Rioters have caused nearly $2 million in damage to city-owned property in Kenosha, Wis. after the police shooting of Jacob Blake on August 23 sparked unrest in the city, according to a new report.
“Right now, we’re estimating between lost equipment, lost street lights, lost traffic signals, and miscellaneous sign damage – we’re estimating a cost of approximately $1.9 million,” said Kenosha Public Works Director Shelly Billingsley, in an update reported to the Public Works Committee on Monday.
That estimate is based on what it would cost to replace the equipment, Billingsley told Kenosha News.
Rioters destroyed two dump trucks, which officials will now have to scramble to replace ahead of winter this year as they had been used as snow-plow vehicles in the colder months. Officials believed they would be able to replace the trucks in time, but the coronavirus pandemic and other factors may impact the speed at which that would happen, Kenosha News reported.
Billingsley said garbage trucks, which were insured, had been destroyed as well after being sent downtown during daily protests that became violent at night.

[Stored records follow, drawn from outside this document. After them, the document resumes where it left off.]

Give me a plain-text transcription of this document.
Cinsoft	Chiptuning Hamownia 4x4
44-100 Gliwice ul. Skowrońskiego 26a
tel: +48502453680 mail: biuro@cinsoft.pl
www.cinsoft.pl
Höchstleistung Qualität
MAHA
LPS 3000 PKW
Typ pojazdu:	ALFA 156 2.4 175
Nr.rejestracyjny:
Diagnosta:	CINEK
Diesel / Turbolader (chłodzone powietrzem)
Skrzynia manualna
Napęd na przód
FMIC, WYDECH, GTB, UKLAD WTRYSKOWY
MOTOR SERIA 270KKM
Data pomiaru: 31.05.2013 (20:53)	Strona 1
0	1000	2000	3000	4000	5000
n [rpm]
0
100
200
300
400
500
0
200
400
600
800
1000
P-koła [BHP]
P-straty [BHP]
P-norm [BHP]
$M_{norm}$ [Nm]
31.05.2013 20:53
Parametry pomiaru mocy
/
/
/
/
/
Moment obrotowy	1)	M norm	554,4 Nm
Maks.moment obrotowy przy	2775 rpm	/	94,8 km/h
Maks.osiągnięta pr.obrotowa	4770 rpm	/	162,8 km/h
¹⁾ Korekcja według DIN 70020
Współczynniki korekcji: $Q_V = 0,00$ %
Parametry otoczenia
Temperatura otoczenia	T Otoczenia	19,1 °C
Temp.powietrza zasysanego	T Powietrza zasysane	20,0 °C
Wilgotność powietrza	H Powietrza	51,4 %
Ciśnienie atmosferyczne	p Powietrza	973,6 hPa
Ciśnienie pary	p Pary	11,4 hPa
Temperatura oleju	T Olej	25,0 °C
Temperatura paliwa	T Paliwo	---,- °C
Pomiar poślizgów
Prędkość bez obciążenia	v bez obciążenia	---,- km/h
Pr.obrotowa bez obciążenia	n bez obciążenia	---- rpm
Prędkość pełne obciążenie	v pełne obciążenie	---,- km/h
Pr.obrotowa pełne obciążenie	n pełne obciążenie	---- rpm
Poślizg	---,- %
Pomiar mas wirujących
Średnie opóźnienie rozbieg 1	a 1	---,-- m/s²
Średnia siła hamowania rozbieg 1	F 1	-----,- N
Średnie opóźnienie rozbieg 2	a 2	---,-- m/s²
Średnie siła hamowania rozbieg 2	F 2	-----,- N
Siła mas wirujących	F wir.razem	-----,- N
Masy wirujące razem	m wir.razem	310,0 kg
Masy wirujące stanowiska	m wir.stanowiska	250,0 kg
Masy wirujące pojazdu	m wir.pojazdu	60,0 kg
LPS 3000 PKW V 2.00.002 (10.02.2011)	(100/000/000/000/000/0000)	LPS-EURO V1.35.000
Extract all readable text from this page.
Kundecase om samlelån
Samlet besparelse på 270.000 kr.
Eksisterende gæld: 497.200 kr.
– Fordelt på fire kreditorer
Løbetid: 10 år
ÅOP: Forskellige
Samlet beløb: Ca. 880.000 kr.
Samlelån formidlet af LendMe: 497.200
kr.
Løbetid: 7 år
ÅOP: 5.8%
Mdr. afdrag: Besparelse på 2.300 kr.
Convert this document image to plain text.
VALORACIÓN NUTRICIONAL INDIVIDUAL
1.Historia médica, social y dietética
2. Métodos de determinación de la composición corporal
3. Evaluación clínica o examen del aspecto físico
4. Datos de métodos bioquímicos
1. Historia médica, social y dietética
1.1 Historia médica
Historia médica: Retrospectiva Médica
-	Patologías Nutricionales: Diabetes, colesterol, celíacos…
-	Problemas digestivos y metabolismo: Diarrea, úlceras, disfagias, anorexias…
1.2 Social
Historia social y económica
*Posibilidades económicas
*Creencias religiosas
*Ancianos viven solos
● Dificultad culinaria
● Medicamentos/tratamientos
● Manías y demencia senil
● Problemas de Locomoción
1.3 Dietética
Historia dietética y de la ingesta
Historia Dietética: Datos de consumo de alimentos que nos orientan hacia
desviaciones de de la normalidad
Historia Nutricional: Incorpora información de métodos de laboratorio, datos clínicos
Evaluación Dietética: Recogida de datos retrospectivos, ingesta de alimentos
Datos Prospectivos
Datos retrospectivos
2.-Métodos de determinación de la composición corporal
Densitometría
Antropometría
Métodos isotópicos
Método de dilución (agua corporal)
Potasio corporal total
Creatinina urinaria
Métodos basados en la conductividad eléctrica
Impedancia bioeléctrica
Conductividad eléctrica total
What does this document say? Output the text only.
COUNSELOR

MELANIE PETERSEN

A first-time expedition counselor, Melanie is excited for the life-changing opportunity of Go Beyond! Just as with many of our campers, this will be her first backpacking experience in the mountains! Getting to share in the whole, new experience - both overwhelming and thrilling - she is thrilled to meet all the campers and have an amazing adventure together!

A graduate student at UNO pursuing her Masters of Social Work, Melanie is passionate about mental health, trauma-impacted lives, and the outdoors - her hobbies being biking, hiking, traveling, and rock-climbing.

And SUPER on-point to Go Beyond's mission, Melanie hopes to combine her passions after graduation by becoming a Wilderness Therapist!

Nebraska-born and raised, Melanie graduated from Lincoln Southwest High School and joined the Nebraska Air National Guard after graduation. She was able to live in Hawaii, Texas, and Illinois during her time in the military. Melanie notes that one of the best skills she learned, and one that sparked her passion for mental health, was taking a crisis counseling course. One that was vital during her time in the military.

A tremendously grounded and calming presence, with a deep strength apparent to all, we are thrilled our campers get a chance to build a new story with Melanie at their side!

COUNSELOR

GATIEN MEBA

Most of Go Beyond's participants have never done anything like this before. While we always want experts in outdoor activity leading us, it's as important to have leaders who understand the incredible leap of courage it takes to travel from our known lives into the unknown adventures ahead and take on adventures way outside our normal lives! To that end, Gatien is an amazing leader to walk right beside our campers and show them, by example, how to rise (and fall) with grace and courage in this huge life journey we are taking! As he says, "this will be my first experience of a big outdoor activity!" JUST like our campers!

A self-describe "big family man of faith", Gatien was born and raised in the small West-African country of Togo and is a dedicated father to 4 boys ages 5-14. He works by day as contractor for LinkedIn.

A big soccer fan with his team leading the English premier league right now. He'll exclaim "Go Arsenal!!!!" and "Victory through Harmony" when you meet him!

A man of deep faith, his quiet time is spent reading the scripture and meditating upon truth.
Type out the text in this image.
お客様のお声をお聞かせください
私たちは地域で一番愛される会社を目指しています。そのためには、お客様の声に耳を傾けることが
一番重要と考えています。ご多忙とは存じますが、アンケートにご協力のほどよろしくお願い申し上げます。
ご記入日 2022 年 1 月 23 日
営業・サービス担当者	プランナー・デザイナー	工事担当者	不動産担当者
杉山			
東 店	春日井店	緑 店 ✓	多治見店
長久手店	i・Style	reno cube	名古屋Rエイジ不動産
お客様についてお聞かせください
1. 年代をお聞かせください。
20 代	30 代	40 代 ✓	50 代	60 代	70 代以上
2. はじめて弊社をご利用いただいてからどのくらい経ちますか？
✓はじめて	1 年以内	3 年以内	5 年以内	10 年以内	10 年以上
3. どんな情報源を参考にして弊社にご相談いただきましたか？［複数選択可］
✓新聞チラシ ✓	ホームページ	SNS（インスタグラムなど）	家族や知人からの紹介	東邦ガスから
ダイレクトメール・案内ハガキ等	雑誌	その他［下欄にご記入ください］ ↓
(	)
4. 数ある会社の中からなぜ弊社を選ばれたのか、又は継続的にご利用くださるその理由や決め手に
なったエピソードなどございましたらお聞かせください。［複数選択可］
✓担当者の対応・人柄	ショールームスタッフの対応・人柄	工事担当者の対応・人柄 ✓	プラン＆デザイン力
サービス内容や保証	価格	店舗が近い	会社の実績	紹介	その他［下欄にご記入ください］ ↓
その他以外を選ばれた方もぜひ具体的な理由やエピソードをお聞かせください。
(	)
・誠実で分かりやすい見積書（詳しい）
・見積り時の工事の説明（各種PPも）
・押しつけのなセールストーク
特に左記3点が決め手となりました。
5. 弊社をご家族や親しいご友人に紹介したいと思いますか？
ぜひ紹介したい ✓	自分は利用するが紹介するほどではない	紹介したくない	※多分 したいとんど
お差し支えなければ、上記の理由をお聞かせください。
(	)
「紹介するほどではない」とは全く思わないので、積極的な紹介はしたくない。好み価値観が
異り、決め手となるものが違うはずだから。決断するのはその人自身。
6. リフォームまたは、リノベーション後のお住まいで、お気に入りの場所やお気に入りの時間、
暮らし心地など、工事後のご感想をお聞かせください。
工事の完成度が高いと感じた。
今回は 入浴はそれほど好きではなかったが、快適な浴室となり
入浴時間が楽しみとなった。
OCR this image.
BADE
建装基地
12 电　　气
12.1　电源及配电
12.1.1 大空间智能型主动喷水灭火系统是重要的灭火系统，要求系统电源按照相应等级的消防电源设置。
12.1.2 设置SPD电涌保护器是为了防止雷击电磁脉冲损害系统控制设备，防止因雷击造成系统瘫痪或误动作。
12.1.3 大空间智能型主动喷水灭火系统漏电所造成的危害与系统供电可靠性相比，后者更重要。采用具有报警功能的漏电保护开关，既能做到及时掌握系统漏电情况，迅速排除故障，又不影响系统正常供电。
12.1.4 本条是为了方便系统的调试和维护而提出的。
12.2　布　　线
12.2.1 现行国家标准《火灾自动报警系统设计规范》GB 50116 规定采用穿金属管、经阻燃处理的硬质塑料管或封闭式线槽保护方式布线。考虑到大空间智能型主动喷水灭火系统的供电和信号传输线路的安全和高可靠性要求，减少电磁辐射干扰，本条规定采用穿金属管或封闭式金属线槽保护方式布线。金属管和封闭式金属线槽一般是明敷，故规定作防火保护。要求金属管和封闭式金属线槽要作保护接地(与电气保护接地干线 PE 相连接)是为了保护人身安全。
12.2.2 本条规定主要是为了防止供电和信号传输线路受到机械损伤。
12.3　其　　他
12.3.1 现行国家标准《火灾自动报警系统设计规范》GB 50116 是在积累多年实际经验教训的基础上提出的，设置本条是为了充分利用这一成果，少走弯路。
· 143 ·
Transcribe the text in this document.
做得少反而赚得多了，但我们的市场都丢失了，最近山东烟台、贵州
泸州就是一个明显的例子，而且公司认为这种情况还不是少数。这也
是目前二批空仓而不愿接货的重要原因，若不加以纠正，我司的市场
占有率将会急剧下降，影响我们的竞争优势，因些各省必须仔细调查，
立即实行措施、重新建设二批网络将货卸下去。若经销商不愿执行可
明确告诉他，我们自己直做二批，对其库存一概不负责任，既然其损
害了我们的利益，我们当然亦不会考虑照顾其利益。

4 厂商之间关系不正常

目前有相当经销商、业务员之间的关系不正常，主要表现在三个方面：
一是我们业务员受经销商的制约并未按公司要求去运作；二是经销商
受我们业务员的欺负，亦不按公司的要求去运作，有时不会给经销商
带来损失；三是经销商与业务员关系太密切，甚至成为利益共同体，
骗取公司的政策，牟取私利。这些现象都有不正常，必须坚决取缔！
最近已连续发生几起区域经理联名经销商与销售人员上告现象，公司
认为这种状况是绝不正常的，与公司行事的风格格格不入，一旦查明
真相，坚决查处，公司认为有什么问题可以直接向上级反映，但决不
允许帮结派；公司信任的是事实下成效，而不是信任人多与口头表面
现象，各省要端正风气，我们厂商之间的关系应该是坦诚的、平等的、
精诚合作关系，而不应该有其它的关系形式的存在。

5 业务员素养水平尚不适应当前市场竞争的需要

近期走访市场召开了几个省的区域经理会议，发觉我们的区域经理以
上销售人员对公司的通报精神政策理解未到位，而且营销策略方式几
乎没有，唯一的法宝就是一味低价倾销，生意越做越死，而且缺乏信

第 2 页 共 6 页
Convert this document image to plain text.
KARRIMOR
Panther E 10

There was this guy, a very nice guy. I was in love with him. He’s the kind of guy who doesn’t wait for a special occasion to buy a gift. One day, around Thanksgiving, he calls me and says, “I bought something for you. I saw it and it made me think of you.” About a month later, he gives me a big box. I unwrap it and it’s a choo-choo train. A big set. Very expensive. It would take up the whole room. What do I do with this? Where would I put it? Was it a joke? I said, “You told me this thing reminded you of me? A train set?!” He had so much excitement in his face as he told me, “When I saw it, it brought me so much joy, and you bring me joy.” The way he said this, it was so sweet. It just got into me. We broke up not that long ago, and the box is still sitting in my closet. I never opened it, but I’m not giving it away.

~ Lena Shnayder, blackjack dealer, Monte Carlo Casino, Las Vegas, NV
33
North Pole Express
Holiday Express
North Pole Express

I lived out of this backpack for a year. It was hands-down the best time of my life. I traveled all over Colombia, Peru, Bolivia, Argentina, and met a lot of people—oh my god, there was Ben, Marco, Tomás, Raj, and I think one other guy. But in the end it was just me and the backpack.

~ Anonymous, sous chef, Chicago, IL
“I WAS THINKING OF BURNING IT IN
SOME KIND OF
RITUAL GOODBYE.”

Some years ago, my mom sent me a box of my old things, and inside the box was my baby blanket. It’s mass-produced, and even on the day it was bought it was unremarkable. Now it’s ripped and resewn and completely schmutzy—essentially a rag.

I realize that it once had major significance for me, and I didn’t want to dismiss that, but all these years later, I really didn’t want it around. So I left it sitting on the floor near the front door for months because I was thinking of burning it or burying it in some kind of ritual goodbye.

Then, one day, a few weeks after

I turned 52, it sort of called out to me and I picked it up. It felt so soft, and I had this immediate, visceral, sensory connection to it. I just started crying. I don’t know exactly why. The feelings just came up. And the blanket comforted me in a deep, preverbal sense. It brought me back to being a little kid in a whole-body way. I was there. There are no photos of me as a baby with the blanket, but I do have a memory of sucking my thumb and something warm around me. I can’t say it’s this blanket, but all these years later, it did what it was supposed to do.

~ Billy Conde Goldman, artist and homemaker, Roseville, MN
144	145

“But as much as it is a loss, the burning hulks did provide some additional security,” said Ald. Bill Siel, according to Kenosha News. “So, I guess they went down with a fight.”
Rioters set the city ablaze last week after police shot Blake in the back multiple times at close range while responding to a call that Blake, who had a warrant out for his arrest, had taken a woman’s keys and refused to return them. The night after the incident, at least 37 fires were set in the city, according to fire officials. Of the 175 people arrested during the riots, 102 resided outside of Kenosha and represented 44 cities, according to police.
The next evening’s demonstrations turned deadly when 17-year-old Kyle Rittenhouse allegedly fatally shot two people while trying to protect local businesses.
Kenosha mayor John Antaramian announced Sunday he has asked governor Tony Evers for $30 million in state funding to help the city “rebuild and heal after the week of violence and damage experienced particularly in the downtown, uptown, and surrounding areas of the city,” Fox 6 Now reported.
“Kenosha is a safe community with hardworking individuals who are mourning and facing immense tragedy and devastation,” Antaramian said in a news release. “We’re asking the state and community partners to help rebuild what was lost and to invest in programs and training for our young people.”